A próxima sala está cheia de grandes e flutuandes balões retangulares. Nós passamos por eles até réplicas de cartoons dos ketchups Heinz. “O que você pensa de Teresa Heinz-Keyy?”, eu pergunta sobre a herdeira, feminista e (cruzem os dedos) próxima primeira dama, que não apenas tem aparecido em incontáveis jornais, mas também era casada com o Senador John Heinz III até que ele faleceu em um acidente de avião em 1991.

“Perdão?”
“A esposa de John Kerry. Eu acho que ela também é de Pittsburgh”
“Ela é?”
“É, dizem que ela é bem legal.”
“Às vezes eu tenho a sensação de que se você não está no meio esportivo, é invisível em Pittsburgh”, ela responde. “Eu nem sabia que este museu existia. E ele é ANDY WARHOL”.
“Que mulher você acha que daria uma boa presidente?”
“Pergunta interessante… bem, eu vou me candidatar”, ela diz, rindo.
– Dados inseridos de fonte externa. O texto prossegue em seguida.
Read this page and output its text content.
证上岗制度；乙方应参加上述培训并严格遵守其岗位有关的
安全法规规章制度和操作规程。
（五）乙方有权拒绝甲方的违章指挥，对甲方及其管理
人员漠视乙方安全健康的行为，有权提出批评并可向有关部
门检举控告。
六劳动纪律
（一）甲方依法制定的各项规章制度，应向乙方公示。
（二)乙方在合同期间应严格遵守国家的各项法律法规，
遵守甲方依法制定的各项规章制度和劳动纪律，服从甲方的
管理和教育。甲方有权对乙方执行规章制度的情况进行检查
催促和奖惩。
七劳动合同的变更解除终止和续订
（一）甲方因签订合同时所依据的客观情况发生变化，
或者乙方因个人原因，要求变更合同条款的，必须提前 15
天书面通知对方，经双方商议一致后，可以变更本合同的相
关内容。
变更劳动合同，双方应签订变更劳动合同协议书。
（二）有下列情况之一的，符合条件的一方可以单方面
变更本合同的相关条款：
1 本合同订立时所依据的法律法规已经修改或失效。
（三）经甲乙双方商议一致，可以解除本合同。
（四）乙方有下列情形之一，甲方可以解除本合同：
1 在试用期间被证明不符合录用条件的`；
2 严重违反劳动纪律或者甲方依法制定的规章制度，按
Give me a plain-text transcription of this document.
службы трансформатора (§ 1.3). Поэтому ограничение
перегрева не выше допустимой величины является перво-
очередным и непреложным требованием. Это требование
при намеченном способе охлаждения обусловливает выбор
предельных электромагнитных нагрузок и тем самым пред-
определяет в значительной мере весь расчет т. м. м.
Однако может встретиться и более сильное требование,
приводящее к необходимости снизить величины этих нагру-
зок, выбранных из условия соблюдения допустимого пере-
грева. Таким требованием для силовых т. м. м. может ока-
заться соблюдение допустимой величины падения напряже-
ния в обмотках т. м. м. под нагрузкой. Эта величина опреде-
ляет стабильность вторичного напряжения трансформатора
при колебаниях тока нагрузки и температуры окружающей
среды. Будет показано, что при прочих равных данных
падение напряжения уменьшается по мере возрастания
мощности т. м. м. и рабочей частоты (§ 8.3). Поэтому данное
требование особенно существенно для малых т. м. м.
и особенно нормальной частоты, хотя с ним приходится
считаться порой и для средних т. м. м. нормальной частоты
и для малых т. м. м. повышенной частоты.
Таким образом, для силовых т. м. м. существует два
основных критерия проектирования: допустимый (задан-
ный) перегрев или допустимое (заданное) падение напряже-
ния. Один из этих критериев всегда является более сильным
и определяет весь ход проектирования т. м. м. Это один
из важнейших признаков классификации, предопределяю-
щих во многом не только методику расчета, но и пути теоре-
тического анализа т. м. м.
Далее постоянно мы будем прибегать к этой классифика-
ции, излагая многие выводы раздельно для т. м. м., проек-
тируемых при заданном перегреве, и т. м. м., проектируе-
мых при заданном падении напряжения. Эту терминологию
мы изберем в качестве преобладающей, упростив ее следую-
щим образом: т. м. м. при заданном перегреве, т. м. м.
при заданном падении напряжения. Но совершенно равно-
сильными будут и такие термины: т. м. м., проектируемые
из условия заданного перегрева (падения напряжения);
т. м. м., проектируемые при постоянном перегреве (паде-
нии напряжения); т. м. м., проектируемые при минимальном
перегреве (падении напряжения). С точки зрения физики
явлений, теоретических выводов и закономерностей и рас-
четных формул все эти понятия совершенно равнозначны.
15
Nós paramos em frente a uma tela do artista Jean-Michel Basquiar, e ela descreve a primeira vez que foi à casa de Sharon Stone. “Ela tinha três lindos quadros de Basquiat, eu ficava de boca aberta. Eu amo as pinturas dele”.

Eu estou um pouco surpresa com o fato de que Sharon e Christina estão na lista de visitas uma da outra. “Ela é legal”, Christina diz. “É bom ter amigas mais velhas que eu nessa indústria, porque elas já viram e fizeram de tudo. Muitas das loucuras pelas quais eu passei, elas já passaram, então nós conseguimos nos conectar. É bom poder desabafar com alguém que realmente te entende”.

Christina odeia quando as pessoas ficam obsecadas com o estilo sempre mutante dela. “Eles sempre falam, ‘Ela saiu do visual de boa-vizinha, Genie In A Bottle, para Dirrty, com as calças cortadas. Mas esta sou eu crescendo e explorando todas as facetas disso. Qual o problema com isso? Não é como se eu vestisse aquelas calças para ir jantar, sabe? Eu sou uma performer – é isso que eu faço. Eu vou sempre mudar meu visual. Eu sou eu mesma, cara!”, ela diz sem medo de reprovação. “Eu sei que estou mudando de assunto o tempo todo. Eu faço isso quando me empolgo”.

Nós estamos de volta ao primeiro piso, passando por Marilyn novamente, enquanto a conversa continua. Eu pergunto o que ela pensa dos termos feminista, neofeminista, e etc. Christina comenta que é tudo subjetivo. “Eu li em algum lugar que aquela garota do Evanescence [a cantora Amy Lee] disse, ‘Christina diz que está promovendo o feminismo, mas representar as mulheres é o oposto do que ela anda fazendo’. Primeiro de tudo, sobre qual ponto de vista? E segundo, só porque eu não gosto de vestir preto e me cobrir o tempo todo…” ela diz rindo, “Esta não sou eu. Você seja uma mulher na sua percepção, e eu serei uma mulher na minha”.